Searching for and collecting documents using standard Windows or MS Office utilities is not a recommended practice. These and many off-the-shelf products have limitations on their search capabilities, and their use may result in relevant documents being missed. Instead, there are specialized tools—those that use write-protecting to preserve metadata associated with the files—designed for this purpose.

Manually collecting documents is strongly discouraged as well. Companies should not collect documents by simply copying files from a network location or user workstation to external media. This so-called “drag and drop” method of collection alters the metadata of the documents and exposes an organization to potential claims of mishandling or spoliation of documents (see Green v. Blitz USA., Inc. (E.D. Tex. 2011)). Any company performing such a collection puts itself at risk of becoming a witness with regard to the collection.

The collection process should also be well-documented to establish that defensible processes were used should the collection ever be challenged.

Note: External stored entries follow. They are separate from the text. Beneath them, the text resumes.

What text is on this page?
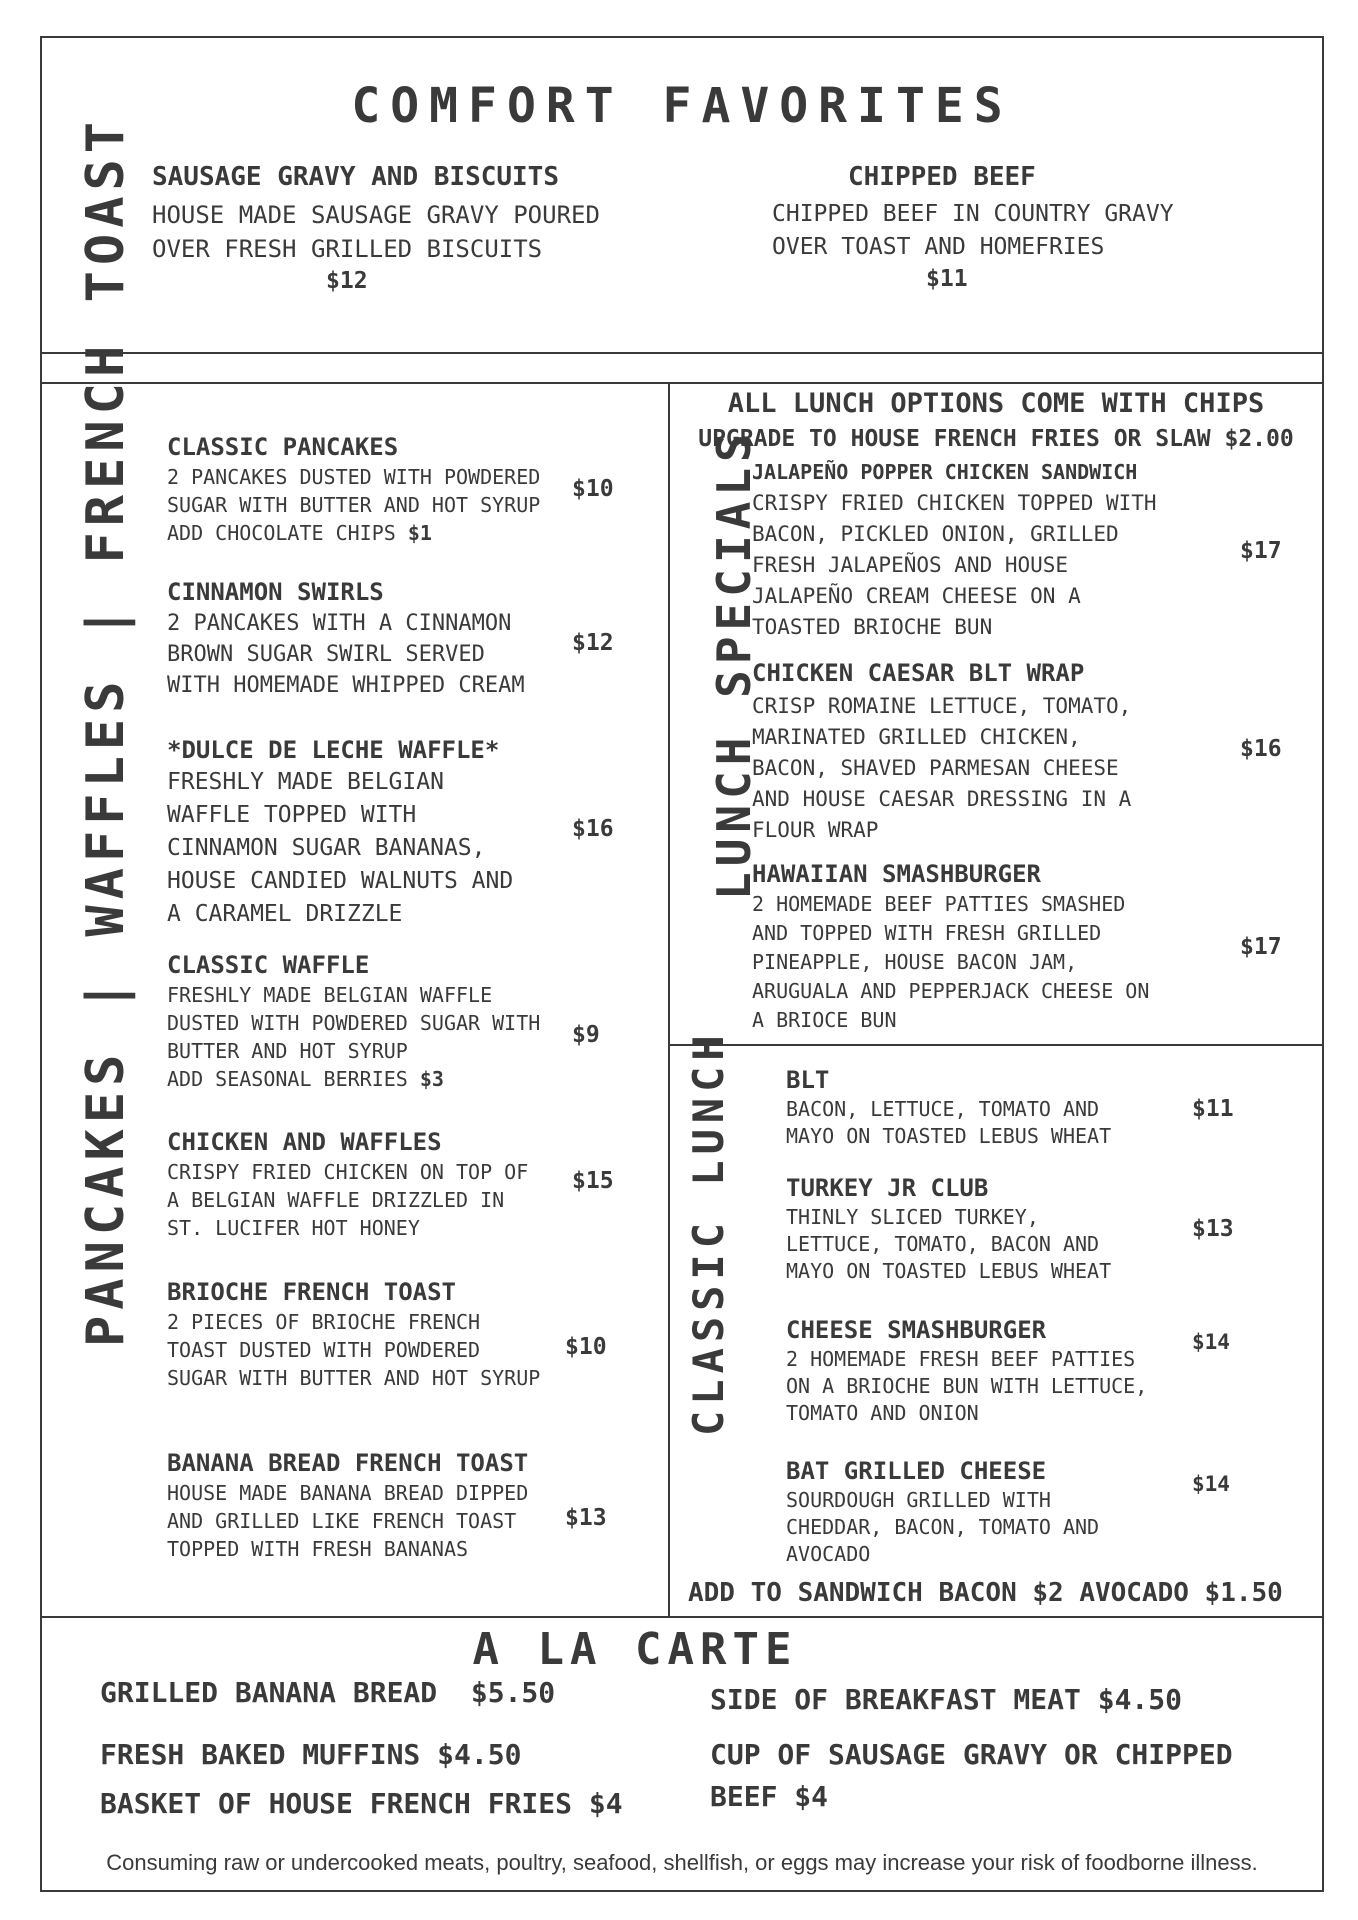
COMFORT FAVORITES
SAUSAGE GRAVY AND BISCUITS
HOUSE MADE SAUSAGE GRAVY POURED
OVER FRESH GRILLED BISCUITS
$12
CHIPPED BEEF
CHIPPED BEEF IN COUNTRY GRAVY
OVER TOAST AND HOMEFRIES
$11
PANCAKES | WAFFLES | FRENCH TOAST CLASSIC PANCAKES
2 PANCAKES DUSTED WITH POWDERED
SUGAR WITH BUTTER AND HOT SYRUP
ADD CHOCOLATE CHIPS $1
$10
CINNAMON SWIRLS
2 PANCAKES WITH A CINNAMON
BROWN SUGAR SWIRL SERVED
WITH HOMEMADE WHIPPED CREAM
$12
*DULCE DE LECHE WAFFLE*
FRESHLY MADE BELGIAN
WAFFLE TOPPED WITH
CINNAMON SUGAR BANANAS,
HOUSE CANDIED WALNUTS AND
A CARAMEL DRIZZLE
$16
CLASSIC WAFFLE
FRESHLY MADE BELGIAN WAFFLE
DUSTED WITH POWDERED SUGAR WITH
BUTTER AND HOT SYRUP
ADD SEASONAL BERRIES $3
$9
CHICKEN AND WAFFLES
CRISPY FRIED CHICKEN ON TOP OF
A BELGIAN WAFFLE DRIZZLED IN
ST. LUCIFER HOT HONEY
$15
BRIOCHE FRENCH TOAST
2 PIECES OF BRIOCHE FRENCH
TOAST DUSTED WITH POWDERED
SUGAR WITH BUTTER AND HOT SYRUP
$10
BANANA BREAD FRENCH TOAST
HOUSE MADE BANANA BREAD DIPPED
AND GRILLED LIKE FRENCH TOAST
TOPPED WITH FRESH BANANAS
$13
ALL LUNCH OPTIONS COME WITH CHIPS
UPGRADE TO HOUSE FRENCH FRIES OR SLAW $2.00
LUNCH SPECIALS
JALAPEÑO POPPER CHICKEN SANDWICH
CRISPY FRIED CHICKEN TOPPED WITH
BACON, PICKLED ONION, GRILLED
FRESH JALAPEÑOS AND HOUSE
JALAPEÑO CREAM CHEESE ON A
TOASTED BRIOCHE BUN
$17
CHICKEN CAESAR BLT WRAP
CRISP ROMAINE LETTUCE, TOMATO,
MARINATED GRILLED CHICKEN,
BACON, SHAVED PARMESAN CHEESE
AND HOUSE CAESAR DRESSING IN A
FLOUR WRAP
$16
HAWAIIAN SMASHBURGER
2 HOMEMADE BEEF PATTIES SMASHED
AND TOPPED WITH FRESH GRILLED
PINEAPPLE, HOUSE BACON JAM,
ARUGUALA AND PEPPERJACK CHEESE ON
A BRIOCE BUN
$17
CLASSIC LUNCH BLT
BACON, LETTUCE, TOMATO AND
MAYO ON TOASTED LEBUS WHEAT
$11
TURKEY JR CLUB
THINLY SLICED TURKEY,
LETTUCE, TOMATO, BACON AND
MAYO ON TOASTED LEBUS WHEAT
$13
CHEESE SMASHBURGER
2 HOMEMADE FRESH BEEF PATTIES
ON A BRIOCHE BUN WITH LETTUCE,
TOMATO AND ONION
$14
BAT GRILLED CHEESE
SOURDOUGH GRILLED WITH
CHEDDAR, BACON, TOMATO AND
AVOCADO
$14
ADD TO SANDWICH BACON $2 AVOCADO $1.50
A LA CARTE
GRILLED BANANA BREAD  $5.50
FRESH BAKED MUFFINS $4.50
BASKET OF HOUSE FRENCH FRIES $4
SIDE OF BREAKFAST MEAT $4.50
CUP OF SAUSAGE GRAVY OR CHIPPED
BEEF $4
Consuming raw or undercooked meats, poultry, seafood, shellfish, or eggs may increase your risk of foodborne illness.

What data should be collected

After determining the collection method, outside and in-house counsel must make a series of decisions regarding what types of data will be collected. It is best for the parties to agree on these issues in order to streamline the collection process and minimize discovery costs by reducing both the volume of ESI to be collected and the number of disputes. Ideally, consensus (which should be reduced to writing) should be reached on the following issues:

  • Scope of the collection (custodian names, date range, file type, location)
  • Keyword search terms
  • Whether active or inactive data will be collected
  • What constitutes “reasonably accessible” data
  • The form of the eventual production

Under Federal Rule of Civil Procedure 26(b)(2)(C)(iii), parties must keep in mind that the costs of discovery should always be proportional to the amount at stake in the case, each party’s resources and the importance of the issues involved.


Collecting ESI is less art and more science. Having a game plan, documenting key steps and addressing issues at the outset with an adversary are all important to avoid increased cost and unnecessary satellite litigation. Knowing what data you have and the best way to collect it will facilitate a smooth and hopefully uneventful collection process.